Verkehrskontrolle in Stolberg deckt mehrere Straftaten auf
Polizei entdeckt gefälschtes Dokument, Fahren ohne Versicherung und weitere Verstöße bei Kontrolle in der Innenstadt

Eine alltägliche Verkehrskontrolle in der Stolberger Innenstadt wurde am vergangenen Donnerstag zu einem besonderen Fall, der gleich mehrere Straftatbestände aufdeckte. Die Polizei überprüfte auf dem Parkplatz "Krautlade" einen Wagen mit Bergheimer Kennzeichen – das war der Auftakt zu einer ungewöhnlichen Geschichte.
Von Erinnerungslücken bis zu falschen Angaben: Verdacht bei der Kontrolle
Der Fahrer des Pkws konnte keinen Führerschein vorlegen. Schon dies ist für die Polizei nicht ungewöhnlich, doch während der Kontrolle zeigten sich weitere Auffälligkeiten. Der Mann gab zwei verschiedene Geburtsdaten an. Auch das Aussehen des Fahrers und der Ort der Kontrolle stimmten mit den Angaben auf einem zuvor gefundenen Führerschein überein.

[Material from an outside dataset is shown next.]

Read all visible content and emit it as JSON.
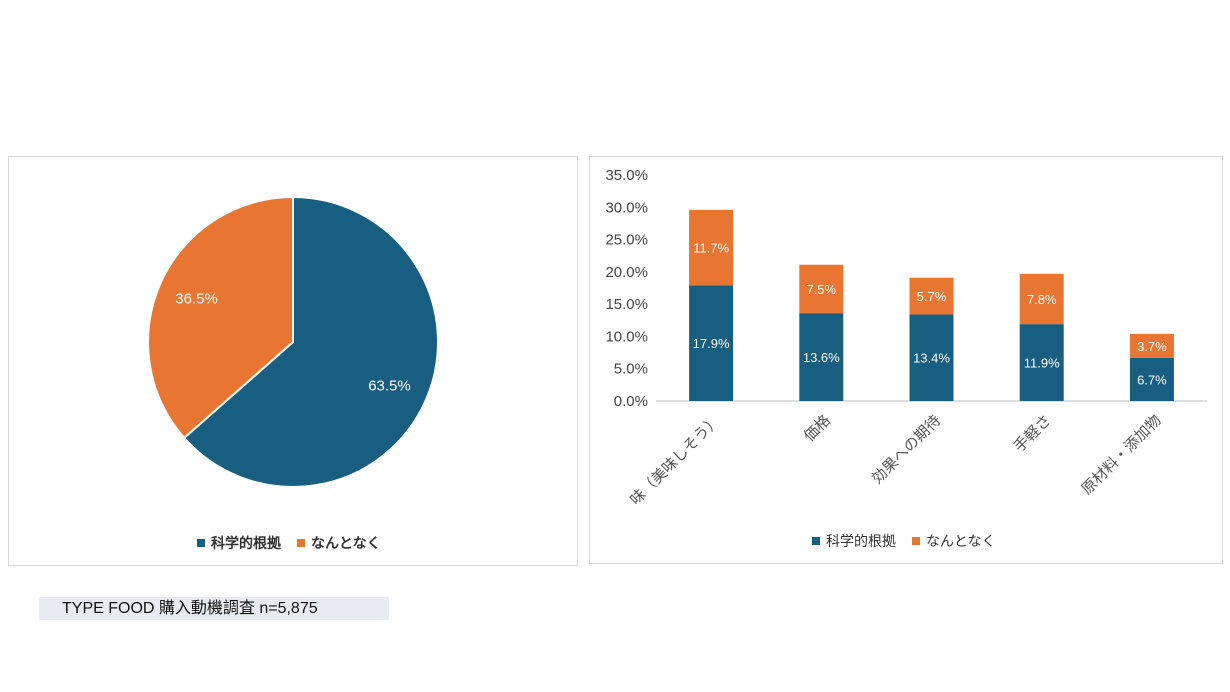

Die widersprüchlichen Angaben der kontrollierten Person führten die Polizei auf die Spur weiterer möglicher Vergehen. Nach kurzer Zeit stellte sich heraus, dass der angegebene Name falsch war und der Pkw zudem keinen Versicherungsschutz besaß.
Gefundener Führerschein und zahlreiche Verstöße
Hintergrund der außergewöhnlichen Kontrolle: Der 58-jährige Fahrer aus dem Rhein-Erft-Kreis hatte Wochen zuvor in Kerpen am Rathaus einen fremden Führerschein gefunden und an sich genommen. Da er selbst keine gültige Fahrerlaubnis mehr besaß – sie war ihm bereits vor 12 Jahren entzogen worden – nutzte er den Fund, um bei Kontrollen nicht aufzufallen. Sein Ziel, so gab er an, war es, eine Strafanzeige zu umgehen.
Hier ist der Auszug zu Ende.